Consider this your first glimpse of the weapon, only on this stage — the theater of outdoor gear — it’s one extraordinary jacket. Today, Vollebak brandished a concept that by its very nature, should be impossible: A coat that’s made of wood.
The Wooden Jacket exists only as a prototype, a one of one. But the London-based purveyor of the outdoors’ most outlandish apparel appears poised to make good on its theatrical promise. The waitlist is open for The Wooden Jacket, which, assuming it comes to market, will carry a retail price as baffling as its construction.

For $3,000, you can find out firsthand what it feels like to, in Vollebak’s words, “wear your own tree.”

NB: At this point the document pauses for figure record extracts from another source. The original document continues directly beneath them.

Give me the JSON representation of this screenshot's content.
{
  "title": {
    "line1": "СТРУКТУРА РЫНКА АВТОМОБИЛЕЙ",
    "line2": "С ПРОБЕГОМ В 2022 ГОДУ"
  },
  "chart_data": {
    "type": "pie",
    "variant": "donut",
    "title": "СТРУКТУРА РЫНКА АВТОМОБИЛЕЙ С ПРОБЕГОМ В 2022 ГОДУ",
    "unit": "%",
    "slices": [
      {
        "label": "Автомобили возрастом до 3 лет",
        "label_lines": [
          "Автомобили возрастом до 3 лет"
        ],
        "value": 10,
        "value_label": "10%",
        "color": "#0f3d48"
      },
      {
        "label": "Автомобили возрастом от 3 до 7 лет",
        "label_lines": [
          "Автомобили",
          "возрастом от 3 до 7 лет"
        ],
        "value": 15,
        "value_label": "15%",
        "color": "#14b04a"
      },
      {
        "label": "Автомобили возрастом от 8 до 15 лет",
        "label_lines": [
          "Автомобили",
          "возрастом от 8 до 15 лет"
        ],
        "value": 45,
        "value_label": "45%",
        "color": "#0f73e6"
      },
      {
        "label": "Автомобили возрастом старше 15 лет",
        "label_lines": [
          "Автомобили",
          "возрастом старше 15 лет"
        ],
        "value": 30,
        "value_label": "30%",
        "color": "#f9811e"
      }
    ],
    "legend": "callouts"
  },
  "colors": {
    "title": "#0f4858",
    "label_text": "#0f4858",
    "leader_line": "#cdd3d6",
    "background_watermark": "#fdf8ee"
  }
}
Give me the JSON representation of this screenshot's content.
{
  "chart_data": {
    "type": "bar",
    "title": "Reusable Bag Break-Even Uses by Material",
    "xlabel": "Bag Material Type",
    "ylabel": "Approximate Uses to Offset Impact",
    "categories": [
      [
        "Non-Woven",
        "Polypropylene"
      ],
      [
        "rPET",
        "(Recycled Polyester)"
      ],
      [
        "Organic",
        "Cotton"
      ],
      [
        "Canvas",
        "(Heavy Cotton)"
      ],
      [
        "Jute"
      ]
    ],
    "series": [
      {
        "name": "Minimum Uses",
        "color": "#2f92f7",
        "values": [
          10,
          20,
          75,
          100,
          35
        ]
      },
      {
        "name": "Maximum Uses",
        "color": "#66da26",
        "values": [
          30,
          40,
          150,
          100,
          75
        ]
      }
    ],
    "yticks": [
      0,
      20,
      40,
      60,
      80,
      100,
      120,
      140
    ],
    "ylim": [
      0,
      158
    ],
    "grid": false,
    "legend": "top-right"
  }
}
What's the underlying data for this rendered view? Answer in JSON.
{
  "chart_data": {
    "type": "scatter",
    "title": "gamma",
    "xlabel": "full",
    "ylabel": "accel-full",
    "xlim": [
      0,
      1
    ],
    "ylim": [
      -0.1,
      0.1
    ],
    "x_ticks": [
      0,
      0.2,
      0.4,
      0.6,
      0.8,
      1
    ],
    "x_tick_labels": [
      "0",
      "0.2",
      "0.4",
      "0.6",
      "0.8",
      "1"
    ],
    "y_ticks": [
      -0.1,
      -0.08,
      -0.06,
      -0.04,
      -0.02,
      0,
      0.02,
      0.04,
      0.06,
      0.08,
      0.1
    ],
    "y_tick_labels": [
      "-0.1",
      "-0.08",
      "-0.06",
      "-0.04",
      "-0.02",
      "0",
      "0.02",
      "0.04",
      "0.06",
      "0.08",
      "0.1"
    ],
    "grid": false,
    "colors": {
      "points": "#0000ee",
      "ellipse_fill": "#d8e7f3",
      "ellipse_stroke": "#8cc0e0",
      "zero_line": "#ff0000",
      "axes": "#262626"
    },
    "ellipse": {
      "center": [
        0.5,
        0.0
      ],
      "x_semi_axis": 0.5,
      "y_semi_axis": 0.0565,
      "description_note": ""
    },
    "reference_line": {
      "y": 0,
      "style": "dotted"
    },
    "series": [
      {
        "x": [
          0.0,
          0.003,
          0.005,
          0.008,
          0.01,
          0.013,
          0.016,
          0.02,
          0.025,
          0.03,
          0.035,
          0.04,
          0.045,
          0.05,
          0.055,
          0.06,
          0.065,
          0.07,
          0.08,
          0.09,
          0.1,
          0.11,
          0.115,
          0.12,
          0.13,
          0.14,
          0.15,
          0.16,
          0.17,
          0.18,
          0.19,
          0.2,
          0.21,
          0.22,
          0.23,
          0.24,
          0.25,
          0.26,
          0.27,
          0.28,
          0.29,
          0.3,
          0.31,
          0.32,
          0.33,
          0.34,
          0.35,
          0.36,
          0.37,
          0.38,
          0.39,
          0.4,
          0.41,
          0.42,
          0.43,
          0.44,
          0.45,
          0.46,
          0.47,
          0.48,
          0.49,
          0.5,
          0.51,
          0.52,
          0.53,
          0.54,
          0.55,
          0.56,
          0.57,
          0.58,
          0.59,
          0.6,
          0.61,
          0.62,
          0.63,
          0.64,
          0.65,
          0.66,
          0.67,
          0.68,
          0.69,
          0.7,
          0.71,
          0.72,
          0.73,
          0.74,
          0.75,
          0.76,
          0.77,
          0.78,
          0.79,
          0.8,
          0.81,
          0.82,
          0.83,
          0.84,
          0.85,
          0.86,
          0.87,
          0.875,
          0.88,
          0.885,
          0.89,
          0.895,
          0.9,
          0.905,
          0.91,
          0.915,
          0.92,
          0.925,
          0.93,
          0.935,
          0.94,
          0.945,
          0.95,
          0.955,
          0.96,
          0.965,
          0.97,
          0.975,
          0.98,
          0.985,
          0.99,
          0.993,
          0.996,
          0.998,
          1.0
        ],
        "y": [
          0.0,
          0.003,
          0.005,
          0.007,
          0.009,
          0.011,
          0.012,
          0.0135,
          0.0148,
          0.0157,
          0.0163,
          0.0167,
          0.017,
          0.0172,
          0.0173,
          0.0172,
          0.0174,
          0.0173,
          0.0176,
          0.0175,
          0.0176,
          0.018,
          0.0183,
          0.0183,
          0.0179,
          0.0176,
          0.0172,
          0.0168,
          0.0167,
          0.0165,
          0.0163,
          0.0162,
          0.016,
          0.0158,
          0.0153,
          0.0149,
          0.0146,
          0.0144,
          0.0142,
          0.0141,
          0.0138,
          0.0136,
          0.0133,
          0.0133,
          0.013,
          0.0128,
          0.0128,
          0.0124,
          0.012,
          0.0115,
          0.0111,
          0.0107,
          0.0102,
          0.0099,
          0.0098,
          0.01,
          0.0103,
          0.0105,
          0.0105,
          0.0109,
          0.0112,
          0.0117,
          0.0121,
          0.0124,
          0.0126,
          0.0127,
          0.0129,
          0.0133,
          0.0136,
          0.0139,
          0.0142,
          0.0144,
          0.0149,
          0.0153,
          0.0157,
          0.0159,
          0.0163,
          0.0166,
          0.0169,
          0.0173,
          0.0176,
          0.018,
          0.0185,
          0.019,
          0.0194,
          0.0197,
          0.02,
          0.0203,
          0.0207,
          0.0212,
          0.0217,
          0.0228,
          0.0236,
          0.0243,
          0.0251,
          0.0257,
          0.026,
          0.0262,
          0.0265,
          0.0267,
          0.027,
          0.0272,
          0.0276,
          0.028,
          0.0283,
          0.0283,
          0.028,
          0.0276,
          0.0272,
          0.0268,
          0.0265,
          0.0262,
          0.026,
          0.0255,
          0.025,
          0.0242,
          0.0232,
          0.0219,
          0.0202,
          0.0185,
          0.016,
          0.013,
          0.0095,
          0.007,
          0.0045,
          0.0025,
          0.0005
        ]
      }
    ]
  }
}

Want to learn more about the outdoors’ wildest gear brand? Listen to the GearJunkie Podcast interview with Vollebak co-founder Steve Tidball.
Vollebak Wooden Jacket
Details on this flight of product design fancy are as thin as paper. But Vollebak outlined its mission in developing this bizarre concept:
“We’ve just made our first prototype Wooden Jacket. Why? Because turning a tree into a jacket is an absurdly difficult technical challenge. It’s all about the technical feat vs the performance advantage of the material. It builds innovation muscle as it’s just so hard. It’s the equivalent of Daniel-San and Mr Miyagi practising the crane kick on the beach in The Karate Kid with no opponent in sight. It forces us to tackle, then solve, technical challenges that would otherwise remain completely theoretical.”